- CUIABÁ
- SÁBADO, 28 , MARÇO 2026
Mato Grosso deve registrar cerca de 250 novos casos de câncer de colo do útero por ano, segundo estimativas do Instituto Nacional de Câncer (INCA). O número acompanha a tendência nacional: no Brasil, são mais de 19 mil novos diagnósticos anuais previstos até 2028.
Apesar de ser uma doença altamente prevenível, o câncer de colo do útero ainda está diretamente ligado à baixa cobertura vacinal contra o HPV e à falta de exames de rotina.
A cirurgiã oncológica Dra. Danielly Gobbi, especialista em oncoginecologia do Hospital Santa Rosa, explica que a principal causa da doença é a infecção persistente pelo vírus HPV, bastante comum e, na maioria das vezes, silencioso.
“É uma infecção que grande parte das pessoas terá contato ao longo da vida. Sem vacinação e rastreamento adequados, ela pode evoluir lentamente para câncer, especialmente em contextos de baixa cobertura vacinal”, explica.
Mesmo após o início da vida sexual, a vacinação continua sendo recomendada, além de ter passado por atualizações recentes que facilitam a ampliação da cobertura. “Hoje já sabemos que, em crianças e adolescentes, uma única dose pode conferir proteção eficaz, o que facilita o acesso e amplia a cobertura vacinal”, acrescenta.
O rastreamento regular segue como principal estratégia para evitar a evolução da doença.
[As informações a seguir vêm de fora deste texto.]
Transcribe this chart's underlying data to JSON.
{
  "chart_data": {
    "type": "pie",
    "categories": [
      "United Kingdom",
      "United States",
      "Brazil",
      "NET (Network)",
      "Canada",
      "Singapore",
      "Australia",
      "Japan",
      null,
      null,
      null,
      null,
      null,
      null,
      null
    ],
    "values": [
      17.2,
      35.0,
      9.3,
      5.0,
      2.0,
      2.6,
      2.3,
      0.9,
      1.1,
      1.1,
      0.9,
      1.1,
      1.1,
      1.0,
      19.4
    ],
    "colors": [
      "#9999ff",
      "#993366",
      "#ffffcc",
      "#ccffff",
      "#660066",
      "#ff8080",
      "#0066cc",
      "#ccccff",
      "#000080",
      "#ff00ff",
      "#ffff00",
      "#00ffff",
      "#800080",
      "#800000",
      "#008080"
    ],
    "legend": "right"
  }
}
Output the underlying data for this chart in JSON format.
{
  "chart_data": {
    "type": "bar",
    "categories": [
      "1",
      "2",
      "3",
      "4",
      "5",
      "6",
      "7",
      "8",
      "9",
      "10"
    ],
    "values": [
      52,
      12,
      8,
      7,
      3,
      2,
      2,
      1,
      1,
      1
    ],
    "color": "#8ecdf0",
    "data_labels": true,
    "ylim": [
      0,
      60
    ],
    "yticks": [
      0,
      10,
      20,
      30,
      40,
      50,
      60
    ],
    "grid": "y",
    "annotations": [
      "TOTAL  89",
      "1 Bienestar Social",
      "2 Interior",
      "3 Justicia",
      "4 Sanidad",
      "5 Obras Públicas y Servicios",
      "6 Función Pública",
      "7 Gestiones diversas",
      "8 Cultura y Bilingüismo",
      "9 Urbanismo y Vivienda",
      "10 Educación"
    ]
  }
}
Exames como o Papanicolau e o teste de DNA para HPV permitem identificar alterações ainda em fase inicial, quando as chances de cura são elevadas.
“O diagnóstico precoce muda completamente o cenário. Lesões iniciais têm altíssimas taxas de cura e permitem tratamentos menos agressivos, preservando fertilidade e qualidade de vida”, destaca a médica.
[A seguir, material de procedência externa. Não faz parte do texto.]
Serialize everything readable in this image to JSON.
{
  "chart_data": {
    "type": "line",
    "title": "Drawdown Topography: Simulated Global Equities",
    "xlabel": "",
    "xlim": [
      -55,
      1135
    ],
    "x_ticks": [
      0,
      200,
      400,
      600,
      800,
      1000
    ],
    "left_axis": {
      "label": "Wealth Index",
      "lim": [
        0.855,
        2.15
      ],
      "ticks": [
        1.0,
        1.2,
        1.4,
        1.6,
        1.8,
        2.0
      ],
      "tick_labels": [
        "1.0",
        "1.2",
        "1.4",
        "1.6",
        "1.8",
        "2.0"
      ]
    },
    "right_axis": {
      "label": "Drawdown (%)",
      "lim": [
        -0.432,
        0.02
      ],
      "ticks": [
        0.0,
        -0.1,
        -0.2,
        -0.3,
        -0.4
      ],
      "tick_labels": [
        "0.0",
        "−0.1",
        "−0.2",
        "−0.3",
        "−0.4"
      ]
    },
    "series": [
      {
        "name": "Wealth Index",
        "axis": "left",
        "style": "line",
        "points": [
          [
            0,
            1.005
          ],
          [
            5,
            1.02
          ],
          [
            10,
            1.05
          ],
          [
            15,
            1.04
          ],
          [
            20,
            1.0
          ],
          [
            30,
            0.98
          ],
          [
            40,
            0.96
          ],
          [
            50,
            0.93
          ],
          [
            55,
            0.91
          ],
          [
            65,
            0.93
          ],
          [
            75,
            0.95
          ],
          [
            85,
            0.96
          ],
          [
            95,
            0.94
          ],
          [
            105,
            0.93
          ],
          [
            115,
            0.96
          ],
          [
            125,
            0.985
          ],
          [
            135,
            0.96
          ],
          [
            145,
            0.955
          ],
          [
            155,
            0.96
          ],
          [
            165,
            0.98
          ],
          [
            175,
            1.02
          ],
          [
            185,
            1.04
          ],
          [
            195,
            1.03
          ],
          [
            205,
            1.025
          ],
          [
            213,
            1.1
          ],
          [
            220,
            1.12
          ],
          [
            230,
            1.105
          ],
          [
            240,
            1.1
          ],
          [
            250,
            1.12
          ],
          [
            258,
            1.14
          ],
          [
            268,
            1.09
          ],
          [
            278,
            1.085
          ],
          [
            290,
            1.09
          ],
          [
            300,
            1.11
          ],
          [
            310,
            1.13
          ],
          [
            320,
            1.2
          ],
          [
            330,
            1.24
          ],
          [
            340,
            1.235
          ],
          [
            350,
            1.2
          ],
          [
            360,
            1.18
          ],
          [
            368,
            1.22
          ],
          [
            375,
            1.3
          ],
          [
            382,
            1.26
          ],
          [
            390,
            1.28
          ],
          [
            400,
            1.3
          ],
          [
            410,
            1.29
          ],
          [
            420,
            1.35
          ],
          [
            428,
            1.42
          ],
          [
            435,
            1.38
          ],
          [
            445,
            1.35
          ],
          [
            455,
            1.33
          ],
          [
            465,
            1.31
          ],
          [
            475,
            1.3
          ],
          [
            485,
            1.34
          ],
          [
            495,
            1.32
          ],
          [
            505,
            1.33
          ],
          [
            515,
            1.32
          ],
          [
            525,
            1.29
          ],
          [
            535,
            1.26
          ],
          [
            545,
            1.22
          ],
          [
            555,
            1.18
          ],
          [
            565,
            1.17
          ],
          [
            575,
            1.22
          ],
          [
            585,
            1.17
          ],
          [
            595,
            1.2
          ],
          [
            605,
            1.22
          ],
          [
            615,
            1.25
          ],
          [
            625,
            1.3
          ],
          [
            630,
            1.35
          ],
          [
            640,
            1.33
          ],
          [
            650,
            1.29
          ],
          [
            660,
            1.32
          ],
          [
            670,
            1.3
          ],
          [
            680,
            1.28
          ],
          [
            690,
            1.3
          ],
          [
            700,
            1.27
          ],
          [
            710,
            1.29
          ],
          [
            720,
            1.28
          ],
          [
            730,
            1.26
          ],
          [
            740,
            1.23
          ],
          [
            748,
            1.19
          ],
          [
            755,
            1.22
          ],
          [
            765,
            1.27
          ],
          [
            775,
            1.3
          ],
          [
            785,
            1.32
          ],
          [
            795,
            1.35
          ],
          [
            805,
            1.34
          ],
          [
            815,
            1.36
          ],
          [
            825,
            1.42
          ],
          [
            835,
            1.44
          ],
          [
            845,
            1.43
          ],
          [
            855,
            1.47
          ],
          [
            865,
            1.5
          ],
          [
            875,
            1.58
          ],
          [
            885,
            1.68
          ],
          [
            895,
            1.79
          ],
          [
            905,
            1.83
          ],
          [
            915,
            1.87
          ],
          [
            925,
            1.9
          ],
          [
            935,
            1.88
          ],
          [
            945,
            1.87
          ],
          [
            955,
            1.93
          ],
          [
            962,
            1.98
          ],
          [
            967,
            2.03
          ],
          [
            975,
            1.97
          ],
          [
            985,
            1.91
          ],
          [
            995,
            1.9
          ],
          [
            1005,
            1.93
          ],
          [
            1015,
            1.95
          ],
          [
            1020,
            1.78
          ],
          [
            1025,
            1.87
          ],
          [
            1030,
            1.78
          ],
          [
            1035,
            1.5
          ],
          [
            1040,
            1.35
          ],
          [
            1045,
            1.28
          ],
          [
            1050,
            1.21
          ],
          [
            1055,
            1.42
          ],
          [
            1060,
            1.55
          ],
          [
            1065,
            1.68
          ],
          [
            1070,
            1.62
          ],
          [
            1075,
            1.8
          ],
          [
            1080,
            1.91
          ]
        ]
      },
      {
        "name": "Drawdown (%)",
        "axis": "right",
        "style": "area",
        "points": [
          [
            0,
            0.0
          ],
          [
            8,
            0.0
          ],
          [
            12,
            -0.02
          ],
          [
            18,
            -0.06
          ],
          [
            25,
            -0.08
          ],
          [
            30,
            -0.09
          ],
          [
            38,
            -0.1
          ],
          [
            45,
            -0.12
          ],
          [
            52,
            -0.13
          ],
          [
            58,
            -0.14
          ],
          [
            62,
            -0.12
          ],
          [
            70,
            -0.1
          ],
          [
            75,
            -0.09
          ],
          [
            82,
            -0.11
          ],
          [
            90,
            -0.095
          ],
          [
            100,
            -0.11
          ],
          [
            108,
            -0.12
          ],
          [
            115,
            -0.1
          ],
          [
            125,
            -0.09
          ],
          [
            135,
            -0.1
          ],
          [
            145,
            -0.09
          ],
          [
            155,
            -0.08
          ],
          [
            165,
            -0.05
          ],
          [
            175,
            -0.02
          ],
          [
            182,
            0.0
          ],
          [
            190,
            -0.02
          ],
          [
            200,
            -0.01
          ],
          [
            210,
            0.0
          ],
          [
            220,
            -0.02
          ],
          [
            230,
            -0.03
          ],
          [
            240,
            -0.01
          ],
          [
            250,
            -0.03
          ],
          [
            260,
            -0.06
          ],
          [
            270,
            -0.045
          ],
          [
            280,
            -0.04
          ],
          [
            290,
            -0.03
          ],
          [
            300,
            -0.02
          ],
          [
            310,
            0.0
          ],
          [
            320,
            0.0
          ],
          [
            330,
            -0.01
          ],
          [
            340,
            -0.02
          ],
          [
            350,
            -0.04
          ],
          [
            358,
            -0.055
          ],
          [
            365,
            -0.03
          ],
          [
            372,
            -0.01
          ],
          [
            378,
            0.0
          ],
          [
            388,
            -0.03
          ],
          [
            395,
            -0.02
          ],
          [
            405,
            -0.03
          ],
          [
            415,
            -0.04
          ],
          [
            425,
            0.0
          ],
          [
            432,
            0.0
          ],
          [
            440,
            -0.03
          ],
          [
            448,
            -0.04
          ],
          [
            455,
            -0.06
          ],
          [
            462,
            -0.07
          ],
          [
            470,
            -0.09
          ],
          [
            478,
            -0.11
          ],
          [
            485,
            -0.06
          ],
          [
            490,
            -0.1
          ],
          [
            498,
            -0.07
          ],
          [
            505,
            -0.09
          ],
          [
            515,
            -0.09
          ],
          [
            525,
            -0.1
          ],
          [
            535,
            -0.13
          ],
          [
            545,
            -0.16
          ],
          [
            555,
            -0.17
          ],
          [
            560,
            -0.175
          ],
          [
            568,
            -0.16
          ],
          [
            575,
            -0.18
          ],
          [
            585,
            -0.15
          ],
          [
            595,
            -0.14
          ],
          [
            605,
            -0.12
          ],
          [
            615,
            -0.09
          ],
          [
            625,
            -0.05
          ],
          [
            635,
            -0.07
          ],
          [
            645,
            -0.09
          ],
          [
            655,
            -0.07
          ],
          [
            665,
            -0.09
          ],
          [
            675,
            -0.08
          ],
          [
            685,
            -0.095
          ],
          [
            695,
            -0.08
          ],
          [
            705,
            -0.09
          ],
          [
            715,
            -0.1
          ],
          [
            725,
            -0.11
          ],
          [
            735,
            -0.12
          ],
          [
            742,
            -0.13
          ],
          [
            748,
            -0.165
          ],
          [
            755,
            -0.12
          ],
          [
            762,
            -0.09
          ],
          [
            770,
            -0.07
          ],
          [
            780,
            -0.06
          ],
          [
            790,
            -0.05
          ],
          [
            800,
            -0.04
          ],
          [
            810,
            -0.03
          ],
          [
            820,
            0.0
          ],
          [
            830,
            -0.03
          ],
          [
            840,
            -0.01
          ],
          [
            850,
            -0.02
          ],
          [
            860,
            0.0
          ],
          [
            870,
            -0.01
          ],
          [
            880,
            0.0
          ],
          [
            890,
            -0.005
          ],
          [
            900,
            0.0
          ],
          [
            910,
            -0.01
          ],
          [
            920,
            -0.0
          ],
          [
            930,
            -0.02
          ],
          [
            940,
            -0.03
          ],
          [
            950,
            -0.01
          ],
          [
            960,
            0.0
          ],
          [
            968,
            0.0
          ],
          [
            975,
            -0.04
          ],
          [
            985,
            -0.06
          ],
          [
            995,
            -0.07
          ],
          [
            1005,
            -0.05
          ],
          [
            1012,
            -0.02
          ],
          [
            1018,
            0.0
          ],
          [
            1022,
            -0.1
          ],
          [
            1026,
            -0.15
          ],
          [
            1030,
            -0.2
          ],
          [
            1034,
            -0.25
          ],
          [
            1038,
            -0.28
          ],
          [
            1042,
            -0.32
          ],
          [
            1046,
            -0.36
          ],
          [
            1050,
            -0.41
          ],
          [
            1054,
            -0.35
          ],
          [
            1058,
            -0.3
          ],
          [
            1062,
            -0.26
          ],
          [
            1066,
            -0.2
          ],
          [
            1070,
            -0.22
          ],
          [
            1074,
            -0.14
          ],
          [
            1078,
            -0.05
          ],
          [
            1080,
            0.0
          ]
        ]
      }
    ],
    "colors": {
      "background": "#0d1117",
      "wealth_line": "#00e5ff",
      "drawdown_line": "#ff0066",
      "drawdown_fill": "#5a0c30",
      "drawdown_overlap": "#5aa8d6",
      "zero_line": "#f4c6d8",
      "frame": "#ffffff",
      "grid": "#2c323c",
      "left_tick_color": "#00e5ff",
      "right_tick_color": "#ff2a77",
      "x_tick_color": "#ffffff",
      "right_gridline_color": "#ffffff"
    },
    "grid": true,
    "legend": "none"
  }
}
Outro desafio é combater a desinformação sobre a doença, que ainda afasta muitas mulheres dos exames preventivos. “O HPV não está relacionado a comportamento inadequado, como ainda se acredita. É uma infecção comum, e o maior erro é esperar sintomas para investigar — quando, na verdade, ele costuma ser silencioso”, alerta.
O tratamento varia conforme o estágio da doença e as condições clínicas da paciente, podendo incluir cirurgia, quimioterapia, radioterapia, imunoterapia e terapias-alvo. Em casos selecionados, a cirurgia robótica pode ser indicada como alternativa minimamente invasiva.
Apesar dos avanços no tratamento, a principal estratégia contra o câncer de colo do útero ainda é a prevenção.
“Vacinar-se, manter os exames em dia, usar preservativo e não ignorar sintomas são atitudes fundamentais. A prevenção não é um evento isolado, é um cuidado contínuo ao longo da vida”, conclui a especialista.